It’s unlikely the average database administrator (DBA) would ever say his or her job is easy, but the increased presence of regulations, such as the Sarbanes-Oxley Act of 2002 (SOX), have made the DBA’s job that much tougher.
Also known as the Public Company Accounting Reform and Investor Protection Act of 2002, SOX is a U.S. federal law created in response to several high-profile corporate and accounting scandals in companies such as Enron, Tyco and WorldCom. The scandals led to a decline of public trust in accounting and reporting practices, and SOX established more stringent standards for all U.S. public company boards, management and public accounting firms. This means the DBA is now required by law to be fully vigilant about data. This increased vigilance affects many facets of the database, including archiving, access auditing and encryption, as well as procedures and backup and recovery processes.

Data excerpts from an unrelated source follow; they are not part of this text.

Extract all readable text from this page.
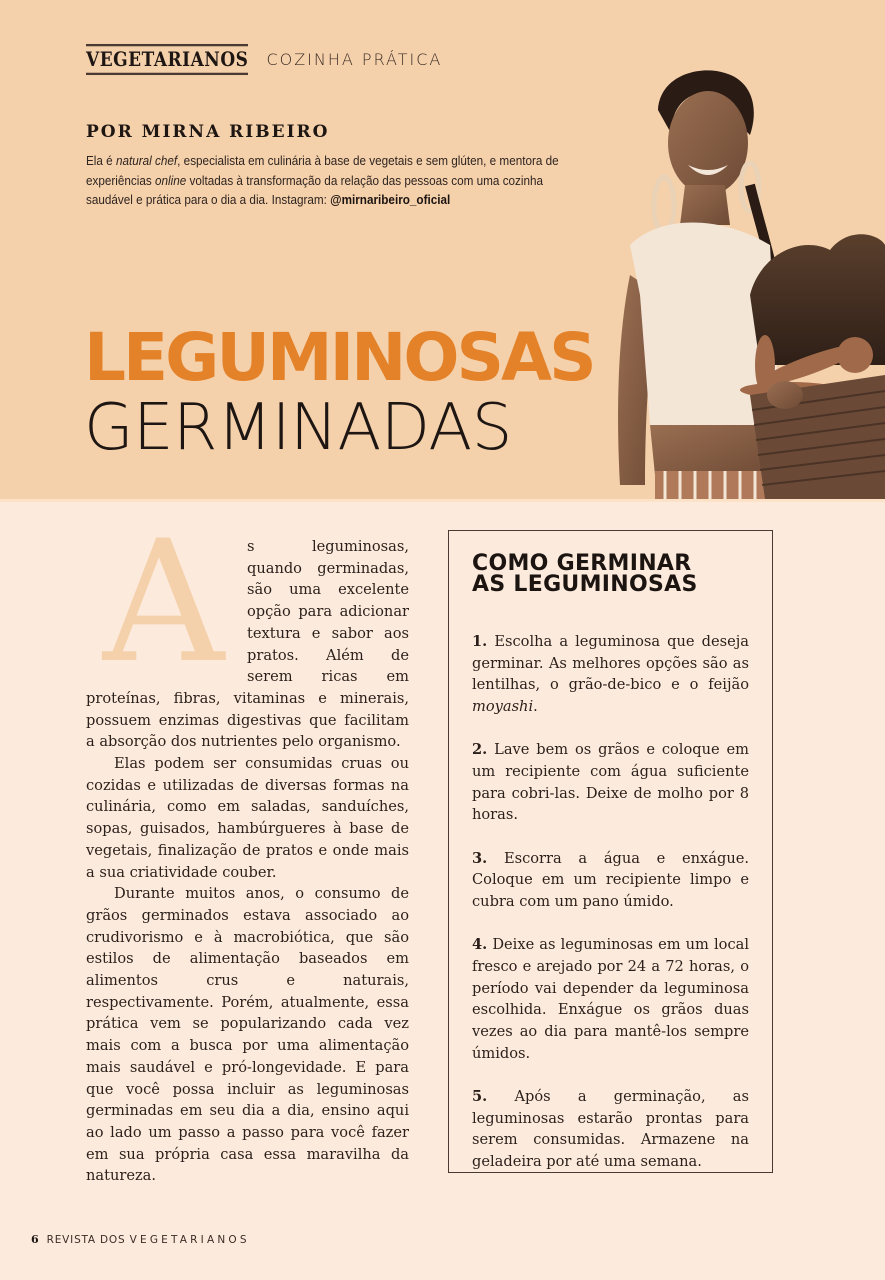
VEGETARIANOS COZINHA PRÁTICA
POR MIRNA RIBEIRO
Ela é natural chef, especialista em culinária à base de vegetais e sem glúten, e mentora de experiências online voltadas à transformação da relação das pessoas com uma cozinha saudável e prática para o dia a dia. Instagram: @mirnaribeiro_oficial
LEGUMINOSAS
GERMINADAS
A	s leguminosas, quando germinadas, são uma excelente opção para adicionar textura e sabor aos pratos. Além de serem ricas em proteínas, fibras, vitaminas e minerais, possuem enzimas digestivas que facilitam a absorção dos nutrientes pelo organismo.

Elas podem ser consumidas cruas ou cozidas e utilizadas de diversas formas na culinária, como em saladas, sanduíches, sopas, guisados, hambúrgueres à base de vegetais, finalização de pratos e onde mais a sua criatividade couber.

Durante muitos anos, o consumo de grãos germinados estava associado ao crudivorismo e à macrobiótica, que são estilos de alimentação baseados em alimentos crus e naturais, respectivamente. Porém, atualmente, essa prática vem se popularizando cada vez mais com a busca por uma alimentação mais saudável e pró-longevidade. E para que você possa incluir as leguminosas germinadas em seu dia a dia, ensino aqui ao lado um passo a passo para você fazer em sua própria casa essa maravilha da natureza.

COMO GERMINAR
AS LEGUMINOSAS
1. Escolha a leguminosa que deseja germinar. As melhores opções são as lentilhas, o grão-de-bico e o feijão moyashi.
2. Lave bem os grãos e coloque em um recipiente com água suficiente para cobri-las. Deixe de molho por 8 horas.
3. Escorra a água e enxágue. Coloque em um recipiente limpo e cubra com um pano úmido.
4. Deixe as leguminosas em um local fresco e arejado por 24 a 72 horas, o período vai depender da leguminosa escolhida. Enxágue os grãos duas vezes ao dia para mantê-los sempre úmidos.
5. Após a germinação, as leguminosas estarão prontas para serem consumidas. Armazene na geladeira por até uma semana.
6 REVISTA DOS VEGETARIANOS
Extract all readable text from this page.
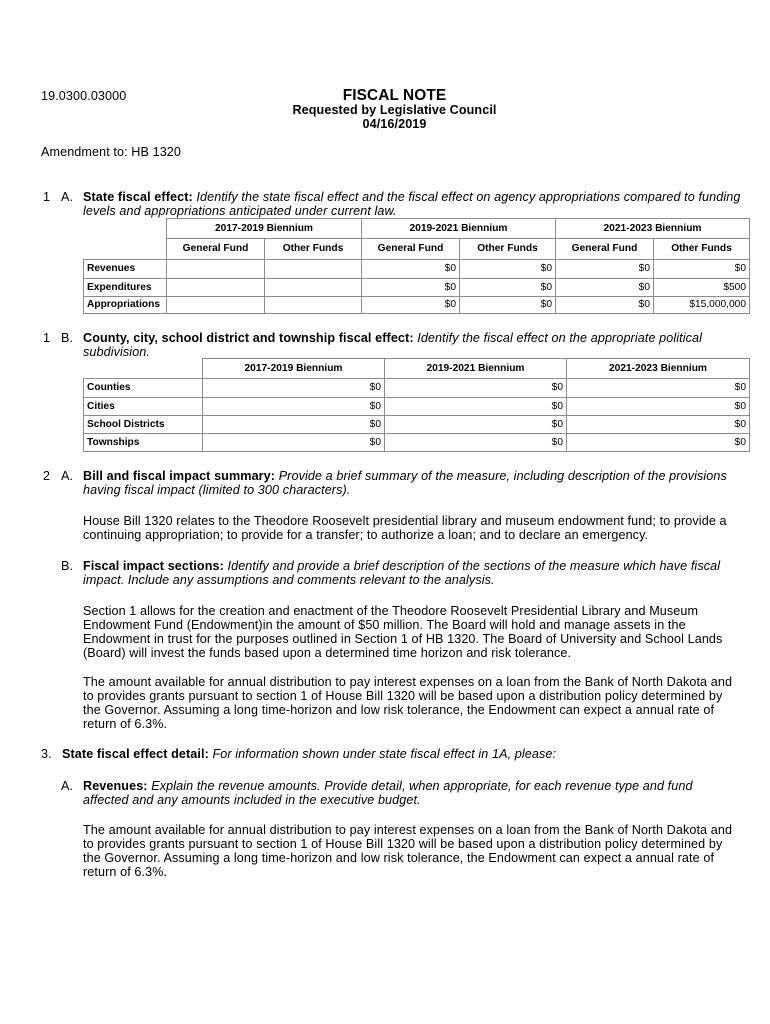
19.0300.03000	FISCAL NOTE
Requested by Legislative Council
04/16/2019
Amendment to: HB 1320
1 A. State fiscal effect: Identify the state fiscal effect and the fiscal effect on agency appropriations compared to funding
levels and appropriations anticipated under current law.
	2017-2019 Biennium		2019-2021 Biennium		2021-2023 Biennium	
	General Fund	Other Funds	General Fund	Other Funds	General Fund	Other Funds
Revenues			$0	$0	$0	$0
Expenditures			$0	$0	$0	$500
Appropriations			$0	$0	$0	$15,000,000
1 B. County, city, school district and township fiscal effect: Identify the fiscal effect on the appropriate political
subdivision.
	2017-2019 Biennium	2019-2021 Biennium	2021-2023 Biennium
Counties	$0	$0	$0
Cities	$0	$0	$0
School Districts	$0	$0	$0
Townships	$0	$0	$0
2 A. Bill and fiscal impact summary: Provide a brief summary of the measure, including description of the provisions
having fiscal impact (limited to 300 characters).
House Bill 1320 relates to the Theodore Roosevelt presidential library and museum endowment fund; to provide a
continuing appropriation; to provide for a transfer; to authorize a loan; and to declare an emergency.
B. Fiscal impact sections: Identify and provide a brief description of the sections of the measure which have fiscal
impact. Include any assumptions and comments relevant to the analysis.
Section 1 allows for the creation and enactment of the Theodore Roosevelt Presidential Library and Museum
Endowment Fund (Endowment)in the amount of $50 million. The Board will hold and manage assets in the
Endowment in trust for the purposes outlined in Section 1 of HB 1320. The Board of University and School Lands
(Board) will invest the funds based upon a determined time horizon and risk tolerance.
The amount available for annual distribution to pay interest expenses on a loan from the Bank of North Dakota and
to provides grants pursuant to section 1 of House Bill 1320 will be based upon a distribution policy determined by
the Governor. Assuming a long time-horizon and low risk tolerance, the Endowment can expect a annual rate of
return of 6.3%.
3. State fiscal effect detail: For information shown under state fiscal effect in 1A, please:
A. Revenues: Explain the revenue amounts. Provide detail, when appropriate, for each revenue type and fund
affected and any amounts included in the executive budget.
The amount available for annual distribution to pay interest expenses on a loan from the Bank of North Dakota and
to provides grants pursuant to section 1 of House Bill 1320 will be based upon a distribution policy determined by
the Governor. Assuming a long time-horizon and low risk tolerance, the Endowment can expect a annual rate of
return of 6.3%.
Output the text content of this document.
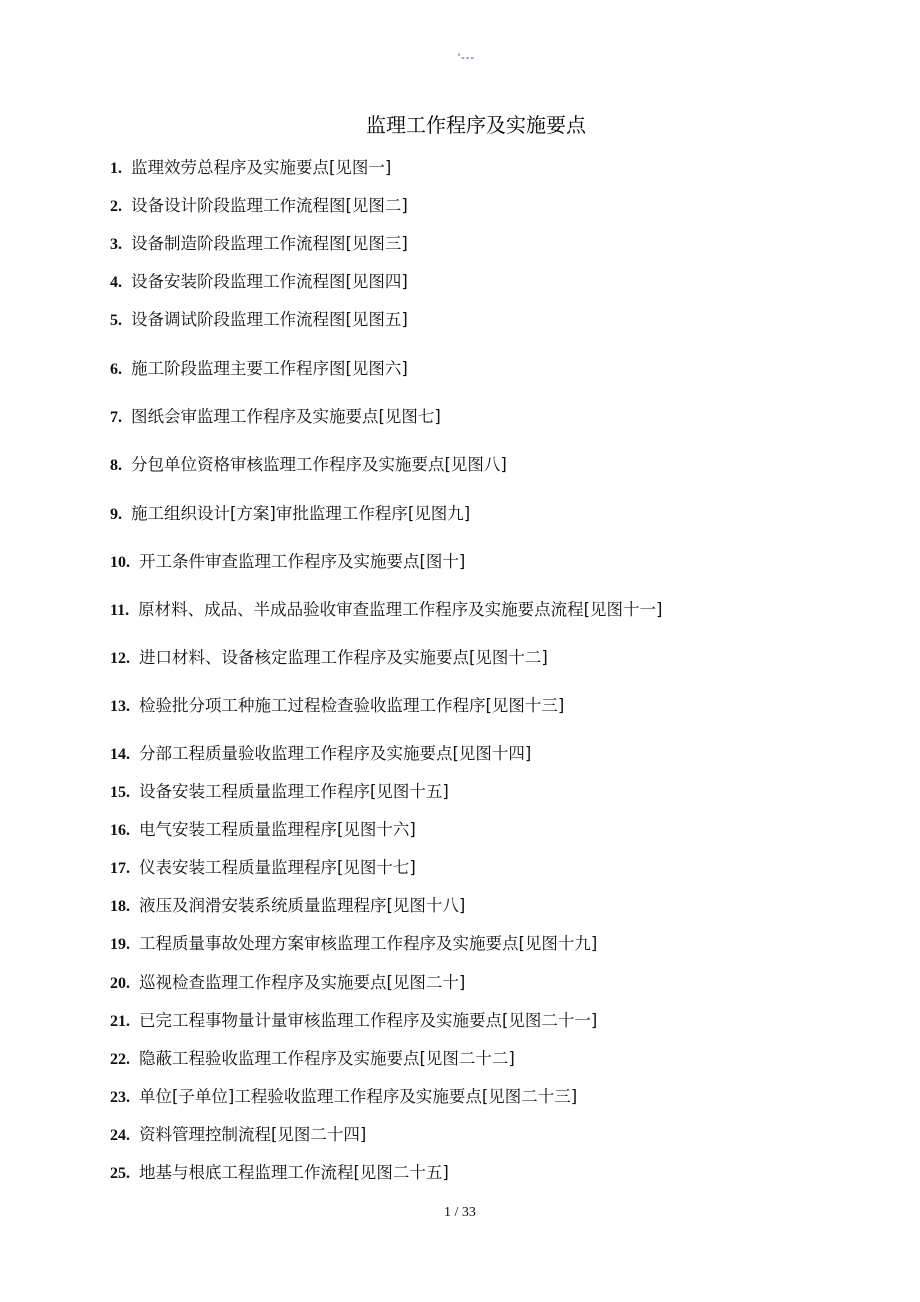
'---
监理工作程序及实施要点
1. 监理效劳总程序及实施要点[见图一]
2. 设备设计阶段监理工作流程图[见图二]
3. 设备制造阶段监理工作流程图[见图三]
4. 设备安装阶段监理工作流程图[见图四]
5. 设备调试阶段监理工作流程图[见图五]
6. 施工阶段监理主要工作程序图[见图六]
7. 图纸会审监理工作程序及实施要点[见图七]
8. 分包单位资格审核监理工作程序及实施要点[见图八]
9. 施工组织设计[方案]审批监理工作程序[见图九]
10. 开工条件审查监理工作程序及实施要点[图十]
11. 原材料、成品、半成品验收审查监理工作程序及实施要点流程[见图十一]
12. 进口材料、设备核定监理工作程序及实施要点[见图十二]
13. 检验批分项工种施工过程检查验收监理工作程序[见图十三]
14. 分部工程质量验收监理工作程序及实施要点[见图十四]
15. 设备安装工程质量监理工作程序[见图十五]
16. 电气安装工程质量监理程序[见图十六]
17. 仪表安装工程质量监理程序[见图十七]
18. 液压及润滑安装系统质量监理程序[见图十八]
19. 工程质量事故处理方案审核监理工作程序及实施要点[见图十九]
20. 巡视检查监理工作程序及实施要点[见图二十]
21. 已完工程事物量计量审核监理工作程序及实施要点[见图二十一]
22. 隐蔽工程验收监理工作程序及实施要点[见图二十二]
23. 单位[子单位]工程验收监理工作程序及实施要点[见图二十三]
24. 资料管理控制流程[见图二十四]
25. 地基与根底工程监理工作流程[见图二十五]
1 / 33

Database retention — retaining data in an authentic manner, should it be needed in a court of law for discovery, etc. — requires database archiving, essentially moving data out of the operational database and putting it into a long-term data store or database archive of some sort.
“There are things in Sarbanes-Oxley that require you to do this,” said Craig Mullins, a corporate technologist for NEON Enterprise Software Inc., IBM consultant and author of two books: DB2 Developer’s Guide and Database Administration: Practices and Procedures. “You have to keep for seven years records that apply to reporting periods for that particular quarter of financial numbers in the organization. There are other regulations that require you to keep that data for decades.
“In that case, you really can’t keep the data in the operational database because you get performance degradation as the size of the database increases. If these records are almost never touched, and the only reason you’re keeping them is because the law says you have to, you don’t want them intermingled with the rest of the data that’s being touched on a daily basis,” he said.
Mullins said today’s DBAs also have to think differently about database access auditing, or having a record of who did what to which piece of data when. There are facilities within database management systems (DBMS) that allow fine-grain auditing, but each DBMS does this differently. DBAs may have to look at additional tools to ensure they capture every data access point.
“For example, a regulation like HIPAA dictates that the person who owns or has custody of your medical records has to be able to tell, on request, who even looked at that data,” he said. “That’s something that DBAs today are just not prepared to do. Most DBMSs are not even architected to tell them that information at all. They need additional software.”
Database encryption is another area under compliance scrutiny. Data breaches are common news fodder these days, and Mullins said part of the reason they are so frequent is because people leave their data unprotected in their laptop or system for every potentially nefarious character to read. However, you can encrypt data, which requires a key to unlock and access information.
There are two types of encryption: encryption of data at rest, which means encryption on a disk, and encryption of data in transit, which means encryption as data moves across the network from the disk to the program to the user. Mullins said both are important.
“DBAs need to be involved in the trade off of data protection versus data performance,” he said. “Encrypting the entire database causes problems. Certain types of clauses in your SQL statements will operate but won’t be indexable, meaning they won’t perform. DBAs need to know all of these tradeoffs and make sure that only the right things are encrypted in the right context.”